Tuesday, July 23, 2013

Big Data

Big Data has been holding my attention for a while, as it might by now be obvious. I was lucky enough to accompany a group of C-level executives from Germany on an East Coast trip to industry leaders in Big Data to gain a glimpse at the cutting edge this spring. 
 
The question I think is less, what Big Data is, but where Big Data is, because it’s everywhere, literally.  Think George Orwell’s 1984 on steroids times infinity plus one. Big Data is the information the NSA requested from Verizon, Big Data is the advertising pushed to your screen after doing research for blue socks. You get to see are blue socks for the next few days, until your next search and then you see LED light bulbs everywhere. Big Data is all the information we output all the time with the many devices we use and the endless apps on them. Keep a training log online? Play solitaire on your iPhone? Upload your photos with geo-tagging, as default, courtesy of your camera? Your metro card? Your built-in car GPS? And that’s just the simplest of lists from our consumer world.  
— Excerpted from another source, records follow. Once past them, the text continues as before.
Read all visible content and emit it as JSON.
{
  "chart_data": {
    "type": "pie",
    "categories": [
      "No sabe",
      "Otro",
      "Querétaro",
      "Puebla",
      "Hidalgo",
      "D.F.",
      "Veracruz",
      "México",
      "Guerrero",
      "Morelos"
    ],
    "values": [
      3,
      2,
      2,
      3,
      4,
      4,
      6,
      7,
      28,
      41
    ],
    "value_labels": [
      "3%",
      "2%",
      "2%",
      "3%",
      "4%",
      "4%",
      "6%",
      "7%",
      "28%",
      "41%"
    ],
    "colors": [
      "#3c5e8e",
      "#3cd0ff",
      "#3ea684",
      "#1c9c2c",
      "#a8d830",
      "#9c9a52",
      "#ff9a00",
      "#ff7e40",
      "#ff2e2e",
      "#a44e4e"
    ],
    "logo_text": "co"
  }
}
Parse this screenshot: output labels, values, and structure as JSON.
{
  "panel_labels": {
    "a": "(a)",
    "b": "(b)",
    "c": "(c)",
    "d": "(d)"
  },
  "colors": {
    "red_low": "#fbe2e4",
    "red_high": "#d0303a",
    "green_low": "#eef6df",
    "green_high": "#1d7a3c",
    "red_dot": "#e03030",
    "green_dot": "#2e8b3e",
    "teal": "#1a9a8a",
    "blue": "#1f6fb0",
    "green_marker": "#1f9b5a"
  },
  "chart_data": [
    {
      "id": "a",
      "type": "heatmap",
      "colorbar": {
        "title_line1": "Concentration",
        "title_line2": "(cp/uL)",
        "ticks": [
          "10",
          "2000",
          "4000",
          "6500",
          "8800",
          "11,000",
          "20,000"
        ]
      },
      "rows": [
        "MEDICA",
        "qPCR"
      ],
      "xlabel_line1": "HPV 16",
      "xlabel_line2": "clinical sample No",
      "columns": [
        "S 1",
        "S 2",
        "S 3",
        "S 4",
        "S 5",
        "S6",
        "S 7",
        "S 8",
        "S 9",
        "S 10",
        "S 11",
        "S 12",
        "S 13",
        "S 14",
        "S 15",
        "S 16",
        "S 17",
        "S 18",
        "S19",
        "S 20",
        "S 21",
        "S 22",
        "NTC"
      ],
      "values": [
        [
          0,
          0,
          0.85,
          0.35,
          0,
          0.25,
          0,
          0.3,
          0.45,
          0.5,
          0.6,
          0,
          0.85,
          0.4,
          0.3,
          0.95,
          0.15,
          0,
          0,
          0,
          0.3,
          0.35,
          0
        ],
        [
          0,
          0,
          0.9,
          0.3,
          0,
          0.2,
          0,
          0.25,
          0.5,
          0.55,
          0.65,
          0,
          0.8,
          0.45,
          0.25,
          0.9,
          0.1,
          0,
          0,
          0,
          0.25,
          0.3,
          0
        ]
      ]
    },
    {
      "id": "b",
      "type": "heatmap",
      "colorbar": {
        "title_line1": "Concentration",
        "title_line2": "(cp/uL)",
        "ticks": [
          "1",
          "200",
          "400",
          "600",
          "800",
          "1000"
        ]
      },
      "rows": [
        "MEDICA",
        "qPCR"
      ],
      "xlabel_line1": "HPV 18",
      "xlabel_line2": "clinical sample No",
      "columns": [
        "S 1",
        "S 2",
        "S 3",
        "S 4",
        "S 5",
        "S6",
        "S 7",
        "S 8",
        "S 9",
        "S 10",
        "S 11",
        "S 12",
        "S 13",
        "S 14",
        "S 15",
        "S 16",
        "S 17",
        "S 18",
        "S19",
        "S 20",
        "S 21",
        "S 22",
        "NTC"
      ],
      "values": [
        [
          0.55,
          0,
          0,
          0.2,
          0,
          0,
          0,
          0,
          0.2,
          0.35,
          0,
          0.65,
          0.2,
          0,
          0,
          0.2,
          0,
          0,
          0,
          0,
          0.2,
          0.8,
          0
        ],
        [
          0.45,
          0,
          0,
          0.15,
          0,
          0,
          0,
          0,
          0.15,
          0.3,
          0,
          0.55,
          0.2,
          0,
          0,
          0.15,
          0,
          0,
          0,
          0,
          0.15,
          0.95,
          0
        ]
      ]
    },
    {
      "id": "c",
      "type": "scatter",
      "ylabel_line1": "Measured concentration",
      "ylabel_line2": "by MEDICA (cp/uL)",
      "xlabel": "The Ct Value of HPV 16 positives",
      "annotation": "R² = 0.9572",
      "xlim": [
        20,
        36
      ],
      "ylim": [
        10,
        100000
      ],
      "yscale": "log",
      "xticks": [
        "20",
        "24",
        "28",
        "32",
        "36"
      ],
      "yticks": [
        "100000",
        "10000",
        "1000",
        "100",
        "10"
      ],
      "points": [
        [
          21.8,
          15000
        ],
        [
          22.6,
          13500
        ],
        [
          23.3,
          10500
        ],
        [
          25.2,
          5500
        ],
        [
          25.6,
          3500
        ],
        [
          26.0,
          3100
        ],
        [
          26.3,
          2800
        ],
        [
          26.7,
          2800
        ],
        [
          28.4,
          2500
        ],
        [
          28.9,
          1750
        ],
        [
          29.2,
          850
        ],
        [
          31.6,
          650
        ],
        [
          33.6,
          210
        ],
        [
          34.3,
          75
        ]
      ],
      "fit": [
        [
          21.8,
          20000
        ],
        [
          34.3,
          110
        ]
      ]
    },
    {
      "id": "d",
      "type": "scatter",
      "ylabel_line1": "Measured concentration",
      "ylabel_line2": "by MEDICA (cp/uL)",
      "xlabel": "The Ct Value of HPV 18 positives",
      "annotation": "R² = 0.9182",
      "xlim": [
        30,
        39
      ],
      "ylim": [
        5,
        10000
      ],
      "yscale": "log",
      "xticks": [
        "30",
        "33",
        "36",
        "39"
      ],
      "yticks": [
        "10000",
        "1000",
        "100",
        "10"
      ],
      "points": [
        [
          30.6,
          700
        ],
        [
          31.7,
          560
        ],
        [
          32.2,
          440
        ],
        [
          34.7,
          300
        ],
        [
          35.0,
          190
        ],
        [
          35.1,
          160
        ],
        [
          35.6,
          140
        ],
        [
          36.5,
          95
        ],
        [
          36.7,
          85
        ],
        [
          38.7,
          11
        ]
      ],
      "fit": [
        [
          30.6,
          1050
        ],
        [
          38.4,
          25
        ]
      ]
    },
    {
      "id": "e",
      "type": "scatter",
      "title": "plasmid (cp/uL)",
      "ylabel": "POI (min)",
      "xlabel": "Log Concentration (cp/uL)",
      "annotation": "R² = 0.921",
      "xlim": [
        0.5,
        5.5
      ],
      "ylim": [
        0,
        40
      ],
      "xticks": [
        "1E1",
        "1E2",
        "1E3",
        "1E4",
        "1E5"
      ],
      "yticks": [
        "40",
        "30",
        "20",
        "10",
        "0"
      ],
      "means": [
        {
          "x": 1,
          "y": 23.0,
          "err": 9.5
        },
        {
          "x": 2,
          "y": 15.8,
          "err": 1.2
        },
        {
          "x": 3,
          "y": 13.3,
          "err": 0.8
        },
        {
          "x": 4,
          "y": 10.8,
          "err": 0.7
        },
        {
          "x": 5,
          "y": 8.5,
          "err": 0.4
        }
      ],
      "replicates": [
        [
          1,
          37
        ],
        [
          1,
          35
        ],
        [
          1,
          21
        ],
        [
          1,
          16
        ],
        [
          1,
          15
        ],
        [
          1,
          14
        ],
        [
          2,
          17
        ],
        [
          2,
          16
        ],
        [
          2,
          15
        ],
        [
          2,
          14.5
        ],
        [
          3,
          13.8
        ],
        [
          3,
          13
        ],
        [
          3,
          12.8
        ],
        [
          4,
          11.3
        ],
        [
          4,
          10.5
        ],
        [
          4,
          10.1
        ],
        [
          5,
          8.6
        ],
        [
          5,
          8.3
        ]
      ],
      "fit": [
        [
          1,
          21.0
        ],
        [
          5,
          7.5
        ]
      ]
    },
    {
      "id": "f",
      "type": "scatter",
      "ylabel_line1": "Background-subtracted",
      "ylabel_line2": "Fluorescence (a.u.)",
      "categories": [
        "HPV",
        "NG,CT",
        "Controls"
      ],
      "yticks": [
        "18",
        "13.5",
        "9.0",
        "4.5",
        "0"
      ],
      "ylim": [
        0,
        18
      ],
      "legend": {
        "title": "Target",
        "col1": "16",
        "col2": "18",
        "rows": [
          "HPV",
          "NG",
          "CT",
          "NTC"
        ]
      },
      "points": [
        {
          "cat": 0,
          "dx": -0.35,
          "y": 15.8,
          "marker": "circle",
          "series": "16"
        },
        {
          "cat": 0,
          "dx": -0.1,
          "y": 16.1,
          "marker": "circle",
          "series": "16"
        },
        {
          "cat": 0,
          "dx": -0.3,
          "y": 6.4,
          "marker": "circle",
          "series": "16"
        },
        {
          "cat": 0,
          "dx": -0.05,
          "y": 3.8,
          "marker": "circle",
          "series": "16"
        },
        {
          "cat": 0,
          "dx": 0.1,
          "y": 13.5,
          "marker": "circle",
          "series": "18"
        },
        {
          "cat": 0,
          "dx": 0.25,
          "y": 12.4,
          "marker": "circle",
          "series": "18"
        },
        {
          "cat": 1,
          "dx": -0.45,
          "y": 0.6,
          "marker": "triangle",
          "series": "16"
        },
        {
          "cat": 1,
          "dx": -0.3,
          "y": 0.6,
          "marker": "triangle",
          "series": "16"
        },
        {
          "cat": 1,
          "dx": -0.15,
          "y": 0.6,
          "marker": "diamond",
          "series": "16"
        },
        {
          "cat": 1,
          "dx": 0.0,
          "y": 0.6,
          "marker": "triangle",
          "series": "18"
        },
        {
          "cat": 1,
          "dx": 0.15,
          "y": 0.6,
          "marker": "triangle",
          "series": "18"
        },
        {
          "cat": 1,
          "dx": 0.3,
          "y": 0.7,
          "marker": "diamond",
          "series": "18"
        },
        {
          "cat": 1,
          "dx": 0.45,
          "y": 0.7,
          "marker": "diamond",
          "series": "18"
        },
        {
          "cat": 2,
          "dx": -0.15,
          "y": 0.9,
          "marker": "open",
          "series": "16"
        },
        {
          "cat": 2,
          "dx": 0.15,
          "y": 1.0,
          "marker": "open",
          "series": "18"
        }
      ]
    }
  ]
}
A bit of light is being shed on what Big Data is and how it can be constructively used in The Human Face of Big Data by Rick Smolan and Jennifer Erwitt. The coffee table book and the iPad app do an amazing job describing everything Big Data.  It’s the most enjoyable science book I’ve ever read (OK, the second) and I’m going page by page although with the coffee table layout it would be easy just to browse.  It’s GREAT, fascinating, thrilling and eye opening. 
 
Big Data is awesome and it is super scary. And that’s where the questions start that makes it such a hot topic: how do we use and manage Big Data? The big discussion will be around ethics, privacy and Big Data mining. Who owns the data – how will it be used, how transparent is its use.  
 
If we look at consumer behavior and societal trends we have moved from being consumers to co-creator (or co-conspirators as I prefer to call it), social media has taught us to be empowered not controlled, we no longer consume passively, but participate while we interact as a community, as media caters to ever smaller niche groups.  We have power as communities of common interest; we are networked and no longer sit in our own social group. The products we consume are influenced by “us”. We, the people, have a voice. We have so far used the voice to make our dissatisfaction known with products we consume; we have used our voice to bring on societal change – not as much in ‘fat and happy America’, although the 99% movement and Anonymous have been heard loud and clear.  The Arab Spring has brought about REAL and far reaching change and continues to do so.
 
But in all of this I want to know where my privacy is? I have not given explicit permission for my set of data do be mined, used or analyzed. Yet – the data exists that knows if I leave my house and turn right, I’m going to the subway, I go straight ahead I’m going to work out in Central Park. However if I break a geographical patterns; what then? Am I visiting a new friend who’s radicalizing me to be an antigovernment terrorist, or have I discovered a new nail spa? 
 
The credit card company that warns you of potentially fraudulent charges and knows your preference in food choices, also knows that you are about two years out from having a divorce, or are planning to get pregnant.  Oops. 
 
I want to know what happens with my data. How secure or traceable it is. And what data gets mined to begin with?  We need transparency and we need to educate ourselves better on what Big Data we generate and for whom.  No one reads any of the disclaimers we so quickly click on to get the part where we are able to download something, pay something or have access to something. Maybe an app that skims through all that legal stuff and alters us to red flags would be useful; then again, we unfortunately cannot red-line a software usage agreement… or can we?